Abstract: Model evaluation metrics are typically tied to the predictive learning tasks. There are different metrics for classification (ROC-AUC, confusion matrix), regression (RMSE, R2 score], ranking metrics (precision-recall, F1 score), and so on. These metrics, coupled with cross-validation or hold-out validation techniques, might help analysts and data scientists select a performant model. However, model performance decays over time because of the variability in the data. At this point in time, point estimate-based metrics are not enough, and a better understanding of the why what, and how of the categorization process is needed.
Evaluating model decisions might still be easy for linear models but gets difficult in the world of deep neural networks (DNNs). This complexity might increase multifold for use cases related to computer vision (image classification, image captioning or visual QnA(VQA), text classification), sentiment analysis, or topic modeling. ResNets, a recently published state-of-the-art DNN, has over 200 layers. Interpreting input features and it output categorization over multiple layers is challenging. The lack of decomposability and intuitiveness associated with DNNs prevents widespread adoption even with their superior performance compared to more classical machine learning approaches. The faithful interpretation of DNNs will not only help in providing insight about the failure modes (false positives and false negatives) but will also help the humans in the loop evaluate the robustness of the model against noise. This brings in trust and transparency to the predictive algorithm.

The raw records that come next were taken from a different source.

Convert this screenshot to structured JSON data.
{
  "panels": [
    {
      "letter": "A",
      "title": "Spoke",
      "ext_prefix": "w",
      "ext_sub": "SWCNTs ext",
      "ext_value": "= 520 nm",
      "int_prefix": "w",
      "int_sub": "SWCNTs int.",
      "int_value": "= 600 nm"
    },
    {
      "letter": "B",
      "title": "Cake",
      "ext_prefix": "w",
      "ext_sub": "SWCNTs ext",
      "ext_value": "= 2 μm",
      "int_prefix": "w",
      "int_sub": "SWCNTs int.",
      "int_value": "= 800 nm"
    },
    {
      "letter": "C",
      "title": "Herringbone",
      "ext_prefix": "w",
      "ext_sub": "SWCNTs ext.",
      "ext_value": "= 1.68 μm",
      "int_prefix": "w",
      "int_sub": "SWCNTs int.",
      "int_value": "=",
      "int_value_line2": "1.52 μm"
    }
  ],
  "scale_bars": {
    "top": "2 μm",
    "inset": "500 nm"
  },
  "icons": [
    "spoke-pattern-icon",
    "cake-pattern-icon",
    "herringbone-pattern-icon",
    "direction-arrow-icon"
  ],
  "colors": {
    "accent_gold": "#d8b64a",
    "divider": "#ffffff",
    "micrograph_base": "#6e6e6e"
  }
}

In this workshop, I will share how to enable class-discriminative visualizations for computer vision/NLP problems when using convolutional neural networks (CNN) and approach to help enable transparency of CNN's by not only capturing metrics during the validation step but also highlighting salient features in the image and text which are driving prediction.
I will also be talking briefly about the open source project("Skater": https://github.com/datascienceinc/Skater) and how it can help in solving our interpretation needs.
Bio: Pramit Choudhary is an applied machine learning research scientist. He focuses on optimizing and applying Machine Learning to solve real-world problems. His research area includes scaling and optimizing machine learning algorithms. Currently, he is exploring better ways to explain a model’s learned decision policies to reduce the chaos in building effective models to close the gap between a prototype and operationalized models.